If Locke was alive today, the conservatives in this country would crucify him. It is therefore no surprise to me that the hypocritical politicians who proudly wear a conservative label despise the idea of personal freedom, which of course implies freedom from them and from their controlling legalism. No force on this planet will ever be able to control my mind and my desire to sin or to follow God, to take or to save life, to steal or to give, and at last to hate or to love. Locke wisely argued against the Church having a controlling stake in the affairs of the government. Just as in our times, there were Christians in his time wishing to use the police and legal power of the government to inflict punishment on others for living in sin. Responding to these critics, Locke wrote:

“If the Gospel and the apostles may be credited, no man can be a Christian without charity and without that faith which works, not by force, but by love. Now, I appeal to the consciences of those that persecute, torment, destroy, and kill other men upon pretence of religion, whether they do it out of friendship and kindness towards them or no? And I shall then indeed, and not until then, believe they do so, when I shall see those fiery zealots correcting, in the same manner, their friends and familiar acquaintance for the manifest sins they commit against the precepts of the Gospel; when I shall see them persecute with fire and sword the members of their own communion that are tainted with enormous vices and without amendment are in danger of eternal perdition; and when I shall see them thus express their love and desire of the salvation of their souls by the infliction of torments and exercise of all manner of cruelties. (A Letter Concerning Toleration, 1689)”

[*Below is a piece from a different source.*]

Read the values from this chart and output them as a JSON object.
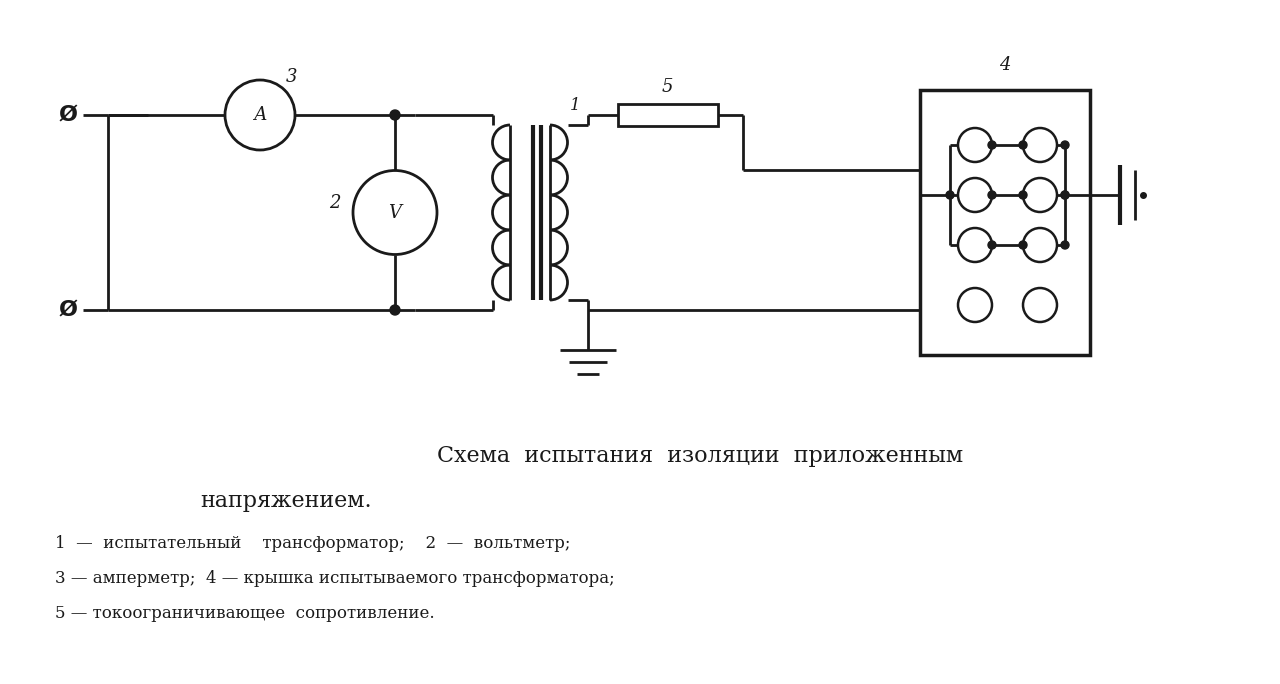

Is there a more clear and a better understanding of “Let those without sin cast the first stone?” Hardly so; oh yes, those who wish to advance their legalistic agenda will deny Locke’s arguments at any cost. How dare we imply that the foundational philosophy of the United States of America would suggest anything OTHER than evangelical rule and authority? Could anyone even conceive that Locke would argue in favor of tolerating Muslims, Catholics and even aghh…Atheists! And as if that is not enough, could anyone conceive that Locke was actually arguing in favor of separating the Church and the State? He writes:

“But this being not a proper place to inquire into the marks of the true church, I will only mind those that contend so earnestly for the decrees of their own society, and that cry out continually, “The Church! the Church!” with as much noise, and perhaps upon the same principle, as the Ephesian silversmiths did for their Diana; this, I say, I desire to mind them of, that the Gospel frequently declares that the true disciples of Christ must suffer persecution; but that the Church of Christ should persecute others, and force others by fire and sword to embrace her faith and doctrine, I could never yet find in any of the books of the New Testament. (A Letter Concerning Toleration, 1689)

But enough of Locke now; my personal experience is enough to show why laws never solve problems of the heart. My friend Virgil and I never made it to Hungary. The speeding train that came within one mile of the border, out of which we wanted to jump, was going much faster that expected. At least, in our zeal, we had enough sense to not kill ourselves by jumping out of a speeding train, and it was a good decision in the end anyways. Later we learned that the border was heavily patrolled by guards armed with AK-47s and equipped with nigh-vision goggles under orders to shoot anything that moves. Two months later, the people of Romania revolted and ripped Communism out of power. This is one instance when it was good not to finish something I started, but I still feel my father’s stinging words greeting me when I went back home: “If you went all the way there, why didn’t you try to go ahead and cross?